Last week, I locked her out of the shareholder meeting, and cut her access to company funds. She was livid.

When my father’s will was read, and she learned she was only getting a small stipend, she nearly lost her mind. She’d been desperate ever since, trying to align herself with someone powerful. But I would not let her manipulate her way back into control. Her shares in Kingsley Consortium were already teetering, and I intended to push her out completely. Soon, her allowance would be mine to control. Not these small scraps of power I had now.

A widow in our world held no power.

Frankie, my COO, and trusted advisor, lit a cigarette, his gaze sharp as he leaned against the bar in my suite. The scent of burning tobacco curled through the air, mixing with the rich musk of aged whiskey. Outside, the city stretched beneath me, the lights glittering like a thousand little pawns, waiting to be moved.

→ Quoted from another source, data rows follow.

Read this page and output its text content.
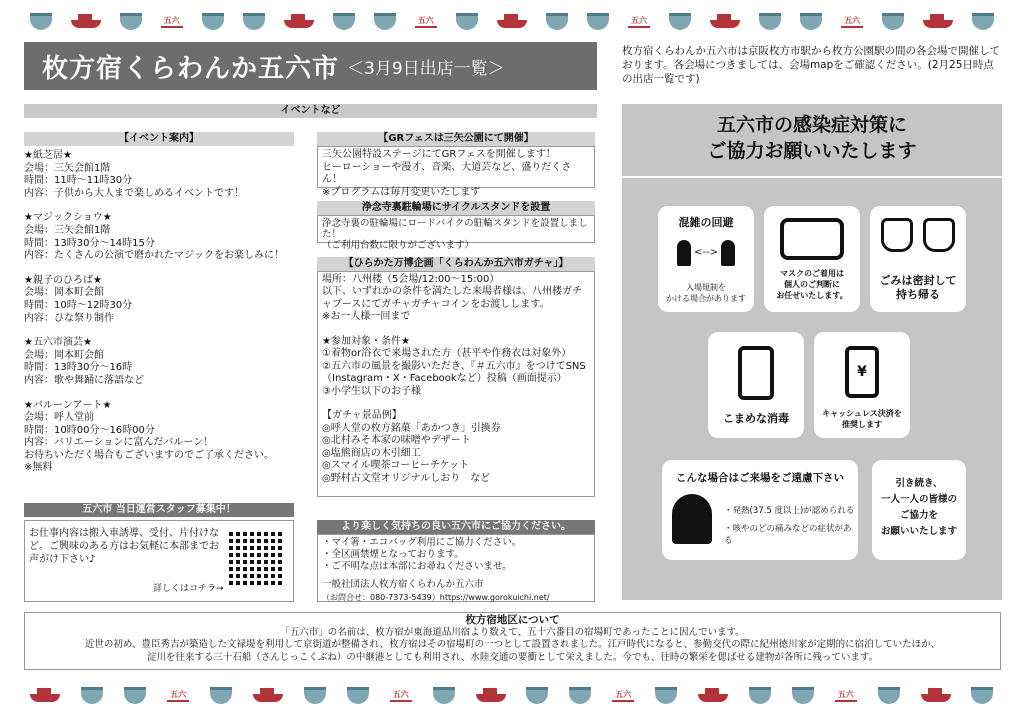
五六	五六	五六	五六
枚方宿くらわんか五六市 ＜3月9日出店一覧＞
枚方宿くらわんか五六市は京阪枚方市駅から枚方公園駅の間の各会場で開催しております。各会場につきましては、会場mapをご確認ください。(2月25日時点の出店一覧です)
イベントなど
【イベント案内】
★紙芝居★
会場：三矢会館1階
時間：11時～11時30分
内容：子供から大人まで楽しめるイベントです！
★マジックショウ★
会場：三矢会館1階
時間：13時30分～14時15分
内容：たくさんの公演で磨かれたマジックをお楽しみに！
★親子のひろば★
会場：岡本町会館
時間：10時～12時30分
内容：ひな祭り制作
★五六市演芸★
会場：岡本町会館
時間：13時30分～16時
内容：歌や舞踊に落語など
★バルーンアート★
会場：呼人堂前
時間：10時00分～16時00分
内容：バリエーションに富んだバルーン！
お待ちいただく場合もございますのでご了承ください。
※無料
五六市 当日運営スタッフ募集中！
お仕事内容は搬入車誘導、受付、片付けなど。ご興味のある方はお気軽に本部までお声がけ下さい♪
詳しくはコチラ→
【GRフェスは三矢公園にて開催】
三矢公園特設ステージにてGRフェスを開催します！
ヒーローショーや漫才、音楽、大道芸など、盛りだくさん！
※プログラムは毎月変更いたします
浄念寺裏駐輪場にサイクルスタンドを設置
浄念寺裏の駐輪場にロードバイクの駐輪スタンドを設置しました！
（ご利用台数に限りがございます）
【ひらかた万博企画「くらわんか五六市ガチャ」】
場所：八州楼（5会場/12:00～15:00）
以下、いずれかの条件を満たした来場者様は、八州楼ガチャブースにてガチャガチャコインをお渡しします。
※お一人様一回まで

★参加対象・条件★
①着物or浴衣で来場された方（甚平や作務衣は対象外）
②五六市の風景を撮影いただき、『＃五六市』をつけてSNS（Instagram・X・Facebookなど）投稿（画面提示）
③小学生以下のお子様

【ガチャ景品例】
◎呼人堂の枚方銘菓「あかつき」引換券
◎北村みそ本家の味噌やデザート
◎塩熊商店の木引細工
◎スマイル喫茶コーヒーチケット
◎野村古文堂オリジナルしおり　など
より楽しく気持ちの良い五六市にご協力ください。
・マイ箸・エコバッグ利用にご協力ください。
・全区画禁煙となっております。
・ご不明な点は本部にお尋ねくださいませ。
一般社団法人枚方宿くらわんか五六市
（お問合せ：080-7373-5439）https://www.gorokuichi.net/
五六市の感染症対策に
ご協力お願いいたします
混雑の回避
<-->
入場規制を
かける場合があります
マスクのご着用は
個人のご判断に
お任せいたします。

ごみは密封して
持ち帰る
こまめな消毒
¥
キャッシュレス決済を
推奨します
こんな場合はご来場をご遠慮下さい
・発熱(37.5 度以上)が認められる
・咳やのどの痛みなどの症状がある
引き続き、
一人一人の皆様の
ご協力を
お願いいたします
枚方宿地区について
「五六市」の名前は、枚方宿が東海道品川宿より数えて、五十六番目の宿場町であったことに因んでいます。
近世の初め、豊臣秀吉が築造した文禄堤を利用して京街道が整備され、枚方宿はその宿場町の一つとして設置されました。江戸時代になると、参勤交代の際に紀州徳川家が定期的に宿泊していたほか、
淀川を往来する三十石船（さんじっこくぶね）の中継港としても利用され、水陸交通の要衝として栄えました。今でも、往時の繁栄を偲ばせる建物が各所に残っています。
五六	五六	五六	五六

“You sure about this?” Frankie’s voice carried the weight of caution.

I swirled the whiskey in my glass, letting the liquid catch the light. The amber glow reflected at me, dark and rich, much like the future I was carefully crafting. “It has to be done.”

Frankie exhaled, blowing a stream of smoke toward the ceiling. “Dragging a new-money daughter into your castle? Bold play. The board won’t like their golden heir slumming it.”